連絡立坑の築造が可能な「坑内回収型上向きシールド工法」
大成建設株式会社は2月2日、共同溝や下水管渠などの地下埋設物の影響を受けず、連絡立坑の築造が可能な「坑内回収型上向きシールド工法」を開発した、と発表した。
掘進機を内筒部と外筒部に分割し吊り下ろす
従来の上向きシールド工法は、施工区間の立坑到達部の上部に存在する地下埋設物などを迂回できない場合、回収作業を行う上部空間を確保できないため、連絡立坑の施工は困難だった。
大成建設は、連絡立坑到達後に掘進機を本線シールドトンネル坑内で分割し吊り下ろして再利用する「坑内回収型上向きシールド工法」を開発した。このシールド工法は、共同溝や下水管渠などの地下埋設物の影響を受けない。
掘進機は、内筒部と外筒部がピン構造で接続されており、簡単に分割解体できる。内筒部は、先端部のカッターとカッター駆動部を一体化している。外筒部は、駆動部を収納する。
内筒部と外筒部に分割解体した掘進機は、チェーンブロックなど簡易な装置で吊り下すことができる。本線シールドトンネルまで吊り下して回収後、次の立坑まで移動し組み立てて再利用するため、工事費を抑えることができる。

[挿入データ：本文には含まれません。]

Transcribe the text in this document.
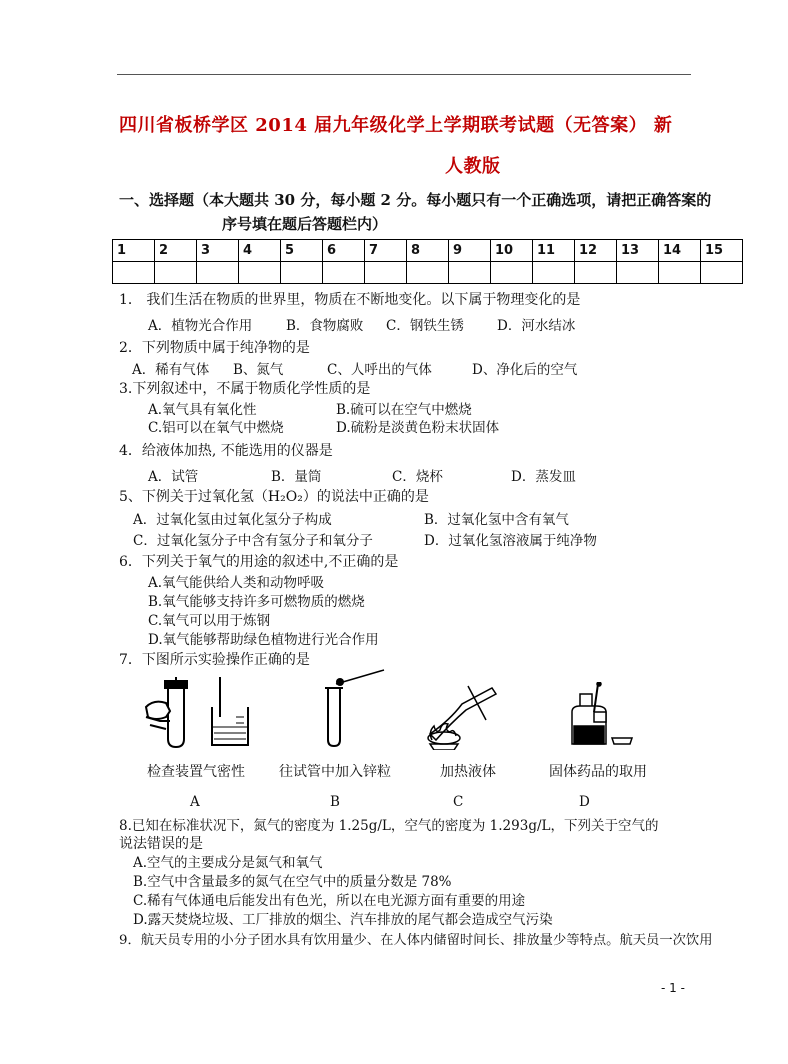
四川省板桥学区 2014 届九年级化学上学期联考试题（无答案） 新
人教版
一、选择题（本大题共 30 分，每小题 2 分。每小题只有一个正确选项，请把正确答案的
序号填在题后答题栏内）
1	2	3	4	5	6	7	8	9	10	11	12	13	14	15

1． 我们生活在物质的世界里，物质在不断地变化。以下属于物理变化的是
A．植物光合作用	B．食物腐败 C．钢铁生锈 D．河水结冰
2．下列物质中属于纯净物的是
A．稀有气体 B、氮气	C、人呼出的气体	D、净化后的空气
3.下列叙述中，不属于物质化学性质的是
A.氧气具有氧化性	B.硫可以在空气中燃烧
C.铝可以在氧气中燃烧	D.硫粉是淡黄色粉末状固体
4．给液体加热, 不能选用的仪器是
A．试管	B．量筒	C．烧杯	D．蒸发皿
5、下例关于过氧化氢（H₂O₂）的说法中正确的是
A．过氧化氢由过氧化氢分子构成	B．过氧化氢中含有氧气
C．过氧化氢分子中含有氢分子和氧分子	D．过氧化氢溶液属于纯净物
6．下列关于氧气的用途的叙述中,不正确的是
A.氧气能供给人类和动物呼吸
B.氧气能够支持许多可燃物质的燃烧
C.氧气可以用于炼钢
D.氧气能够帮助绿色植物进行光合作用
7．下图所示实验操作正确的是
检查装置气密性 往试管中加入锌粒	加热液体	固体药品的取用
A	B	C	D
8.已知在标准状况下，氮气的密度为 1.25g/L，空气的密度为 1.293g/L，下列关于空气的
说法错误的是
A.空气的主要成分是氮气和氧气
B.空气中含量最多的氮气在空气中的质量分数是 78%
C.稀有气体通电后能发出有色光，所以在电光源方面有重要的用途
D.露天焚烧垃圾、工厂排放的烟尘、汽车排放的尾气都会造成空气污染
9．航天员专用的小分子团水具有饮用量少、在人体内储留时间长、排放量少等特点。航天员一次饮用
- 1 -
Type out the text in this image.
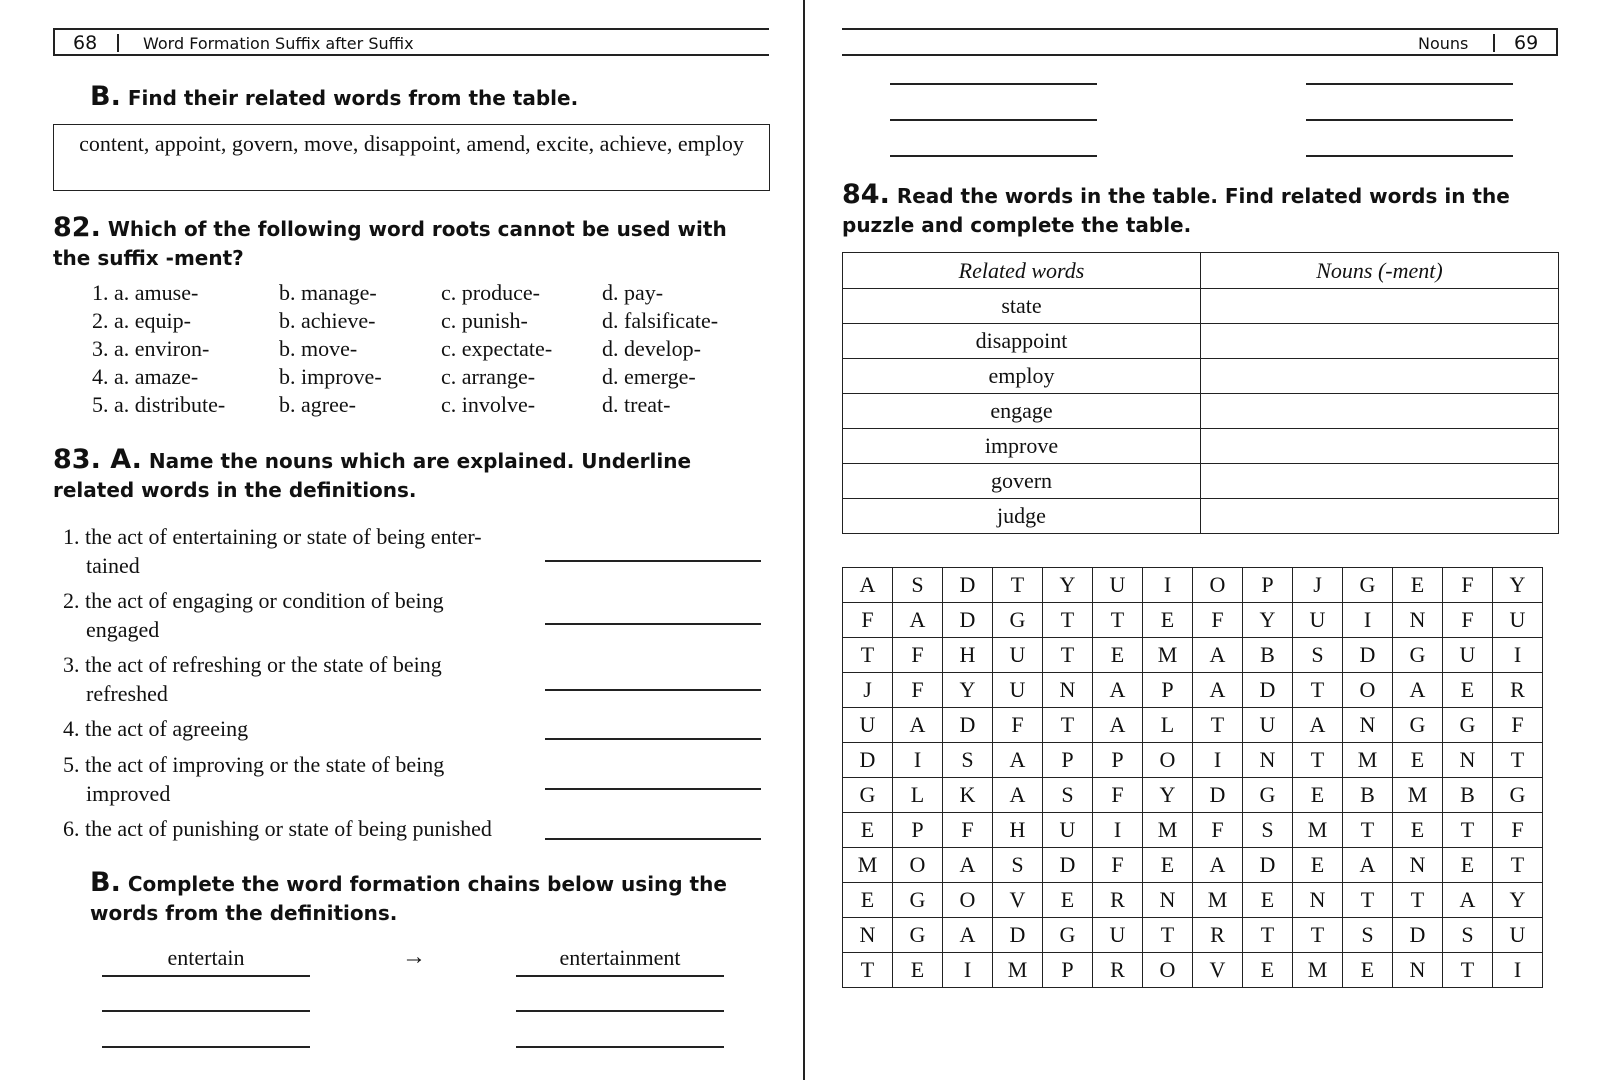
68	Word Formation Suffix after Suffix
B. Find their related words from the table.
content, appoint, govern, move, disappoint, amend, excite, achieve, employ
82. Which of the following word roots cannot be used with the suffix -ment?
1. a. amuse-	b. manage-	c. produce-	d. pay-
2. a. equip-	b. achieve-	c. punish-	d. falsificate-
3. a. environ-	b. move-	c. expectate- d. develop-
4. a. amaze-	b. improve-	c. arrange-	d. emerge-
5. a. distribute- b. agree-	c. involve-	d. treat-
83. A. Name the nouns which are explained. Underline related words in the definitions.
1. the act of entertaining or state of being enter-
tained
2. the act of engaging or condition of being
engaged
3. the act of refreshing or the state of being
refreshed
4. the act of agreeing
5. the act of improving or the state of being
improved
6. the act of punishing or state of being punished
B. Complete the word formation chains below using the words from the definitions.
entertain	→	entertainment
Nouns 69
84. Read the words in the table. Find related words in the puzzle and complete the table.
Related words	Nouns (-ment)
state	
disappoint	
employ	
engage	
improve	
govern	
judge	
A	S	D	T	Y	U	I	O	P	J	G	E	F	Y
F	A	D	G	T	T	E	F	Y	U	I	N	F	U
T	F	H	U	T	E	M	A	B	S	D	G	U	I
J	F	Y	U	N	A	P	A	D	T	O	A	E	R
U	A	D	F	T	A	L	T	U	A	N	G	G	F
D	I	S	A	P	P	O	I	N	T	M	E	N	T
G	L	K	A	S	F	Y	D	G	E	B	M	B	G
E	P	F	H	U	I	M	F	S	M	T	E	T	F
M	O	A	S	D	F	E	A	D	E	A	N	E	T
E	G	O	V	E	R	N	M	E	N	T	T	A	Y
N	G	A	D	G	U	T	R	T	T	S	D	S	U
T	E	I	M	P	R	O	V	E	M	E	N	T	I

また、外筒部の寸法が変更可能なため、任意に掘削径を変更することができ、従来施工が困難であった地下埋設物が多い地点においても、下水道や共同溝などいろいろな内径の連絡立坑を築造することが可能である。
坑内回収型上向きシールド工法を施工現場に適用
大成建設は、坑内回収型上向きシールド工法を、大阪市の新今里~寺田町幹線下水管渠築造工事で連絡立坑3本の構築に適用し、施工を完了した。